Tech stocks have been an invaluable part of broader stock market strength in 2017, returning more than double the benchmark S&P 500.
Skeptics said for months that the air would have to come out of tech stocks, which they said had gotten overextended.
Tech companies have responded by reporting some of the best earnings growth out of any sector in the S&P 500.
The tide was supposed to turn for scorching-hot tech stocks.
To hear skeptics tell it, the group, which was so crucial as major equity indexes ripped higher to new records for much of 2017, was getting overextended. And that was supposed to result in a sharp move lower not just in tech, but for the whole market.
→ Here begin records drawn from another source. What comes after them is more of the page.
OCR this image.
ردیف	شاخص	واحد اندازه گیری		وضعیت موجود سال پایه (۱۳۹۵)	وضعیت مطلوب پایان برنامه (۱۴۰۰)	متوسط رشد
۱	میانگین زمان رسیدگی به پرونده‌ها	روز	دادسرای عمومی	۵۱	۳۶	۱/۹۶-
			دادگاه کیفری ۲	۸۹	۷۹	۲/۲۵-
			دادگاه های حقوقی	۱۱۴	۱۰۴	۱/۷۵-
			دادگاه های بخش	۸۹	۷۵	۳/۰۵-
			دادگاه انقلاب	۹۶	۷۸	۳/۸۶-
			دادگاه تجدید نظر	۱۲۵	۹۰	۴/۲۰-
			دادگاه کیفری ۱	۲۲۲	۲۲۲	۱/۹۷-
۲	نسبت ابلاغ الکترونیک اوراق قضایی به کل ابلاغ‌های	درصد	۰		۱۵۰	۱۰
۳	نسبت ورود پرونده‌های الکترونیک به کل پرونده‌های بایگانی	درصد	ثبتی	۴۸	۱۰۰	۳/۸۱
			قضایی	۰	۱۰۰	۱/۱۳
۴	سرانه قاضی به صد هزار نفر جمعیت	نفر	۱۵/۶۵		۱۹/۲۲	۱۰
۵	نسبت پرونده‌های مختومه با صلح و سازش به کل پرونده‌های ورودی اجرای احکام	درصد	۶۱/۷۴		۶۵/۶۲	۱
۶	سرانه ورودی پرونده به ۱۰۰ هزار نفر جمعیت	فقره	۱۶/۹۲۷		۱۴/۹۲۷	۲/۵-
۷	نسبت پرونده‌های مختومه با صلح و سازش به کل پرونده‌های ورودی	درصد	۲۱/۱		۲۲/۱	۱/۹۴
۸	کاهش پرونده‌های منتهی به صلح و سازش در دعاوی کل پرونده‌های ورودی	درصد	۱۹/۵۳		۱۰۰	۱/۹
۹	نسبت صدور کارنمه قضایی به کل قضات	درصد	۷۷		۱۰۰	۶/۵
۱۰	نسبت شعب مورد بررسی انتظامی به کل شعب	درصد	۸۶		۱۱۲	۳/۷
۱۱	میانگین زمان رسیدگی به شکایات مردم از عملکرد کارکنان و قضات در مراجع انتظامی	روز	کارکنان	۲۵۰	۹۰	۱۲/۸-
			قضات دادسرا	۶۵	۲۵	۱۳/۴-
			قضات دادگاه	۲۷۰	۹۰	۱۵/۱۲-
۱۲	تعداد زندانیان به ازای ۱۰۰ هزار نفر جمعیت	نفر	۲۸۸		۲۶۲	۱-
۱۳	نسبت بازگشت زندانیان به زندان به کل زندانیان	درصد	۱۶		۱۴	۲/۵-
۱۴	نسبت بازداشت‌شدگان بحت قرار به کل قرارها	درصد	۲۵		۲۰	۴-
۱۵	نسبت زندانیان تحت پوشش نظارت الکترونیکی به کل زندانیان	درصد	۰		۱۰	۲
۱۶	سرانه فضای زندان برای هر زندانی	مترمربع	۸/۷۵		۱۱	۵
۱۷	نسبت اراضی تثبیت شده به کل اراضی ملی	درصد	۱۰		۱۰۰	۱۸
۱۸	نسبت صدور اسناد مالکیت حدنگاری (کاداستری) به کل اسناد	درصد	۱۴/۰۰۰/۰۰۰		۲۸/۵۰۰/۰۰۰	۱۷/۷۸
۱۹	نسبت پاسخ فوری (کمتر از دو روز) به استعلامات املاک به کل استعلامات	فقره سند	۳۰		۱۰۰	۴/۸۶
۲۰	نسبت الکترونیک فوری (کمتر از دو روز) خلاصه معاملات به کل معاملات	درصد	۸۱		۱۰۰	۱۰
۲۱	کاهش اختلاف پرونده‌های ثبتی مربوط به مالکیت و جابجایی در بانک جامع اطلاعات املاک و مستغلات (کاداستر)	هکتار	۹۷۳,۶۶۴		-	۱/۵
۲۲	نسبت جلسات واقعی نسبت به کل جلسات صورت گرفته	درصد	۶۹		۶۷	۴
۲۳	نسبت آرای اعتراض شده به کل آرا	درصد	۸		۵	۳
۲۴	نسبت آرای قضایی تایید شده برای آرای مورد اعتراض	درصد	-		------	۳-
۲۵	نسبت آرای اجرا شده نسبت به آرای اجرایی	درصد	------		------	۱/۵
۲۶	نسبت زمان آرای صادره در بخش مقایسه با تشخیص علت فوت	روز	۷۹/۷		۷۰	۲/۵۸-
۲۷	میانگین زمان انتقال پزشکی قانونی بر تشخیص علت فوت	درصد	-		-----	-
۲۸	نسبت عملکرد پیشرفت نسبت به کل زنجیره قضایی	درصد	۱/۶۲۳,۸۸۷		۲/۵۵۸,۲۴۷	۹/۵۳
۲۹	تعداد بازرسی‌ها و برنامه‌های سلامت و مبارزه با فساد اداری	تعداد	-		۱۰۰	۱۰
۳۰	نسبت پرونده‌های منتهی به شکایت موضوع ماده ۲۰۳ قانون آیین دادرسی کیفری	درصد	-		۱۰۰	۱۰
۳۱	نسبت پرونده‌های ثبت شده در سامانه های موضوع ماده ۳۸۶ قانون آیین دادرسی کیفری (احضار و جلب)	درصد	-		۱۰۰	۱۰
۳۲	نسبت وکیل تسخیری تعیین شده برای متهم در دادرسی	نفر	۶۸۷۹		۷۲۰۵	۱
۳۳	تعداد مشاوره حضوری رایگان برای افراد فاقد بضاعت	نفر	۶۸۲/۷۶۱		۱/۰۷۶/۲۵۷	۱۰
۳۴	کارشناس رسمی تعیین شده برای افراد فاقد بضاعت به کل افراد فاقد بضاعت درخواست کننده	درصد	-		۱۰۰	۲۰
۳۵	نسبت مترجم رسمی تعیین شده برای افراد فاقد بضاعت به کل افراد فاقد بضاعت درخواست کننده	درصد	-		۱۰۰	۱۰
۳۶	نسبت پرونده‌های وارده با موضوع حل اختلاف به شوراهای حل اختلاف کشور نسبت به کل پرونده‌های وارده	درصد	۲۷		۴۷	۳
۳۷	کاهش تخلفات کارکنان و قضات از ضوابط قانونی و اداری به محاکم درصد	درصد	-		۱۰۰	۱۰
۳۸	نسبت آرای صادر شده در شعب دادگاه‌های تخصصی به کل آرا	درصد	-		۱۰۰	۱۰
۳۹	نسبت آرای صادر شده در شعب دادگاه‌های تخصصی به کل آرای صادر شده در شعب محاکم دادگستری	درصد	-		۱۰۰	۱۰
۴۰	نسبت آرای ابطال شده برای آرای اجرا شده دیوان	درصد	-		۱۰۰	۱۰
As recently as October, hedge funds and other large speculators were the most bearish in 16 months on tech. Back in August, investors sold more than $1 billion of tech stocks in one week, the biggest offloading since January 2016. Uncertainty was high even back in mid-July, when the traders were paying the biggest premium since 2008 for hedges against tech losses.
But tech has kept doing what it does best: expanding corporate earnings at a blistering pace. And that’s alleviated concerns of a slowdown. After all, earnings growth has been proven time and time again to be the fuel that keeps the 8 1/2-year bull market running.
Tech companies in the S&P 500 expanded profits by 22% in the third quarter, the second-most in the index, trailing only energy, according to Goldman Sachs data. The firm found that the stellar performance was driven by above-forecast 17% sales growth and margin expansion.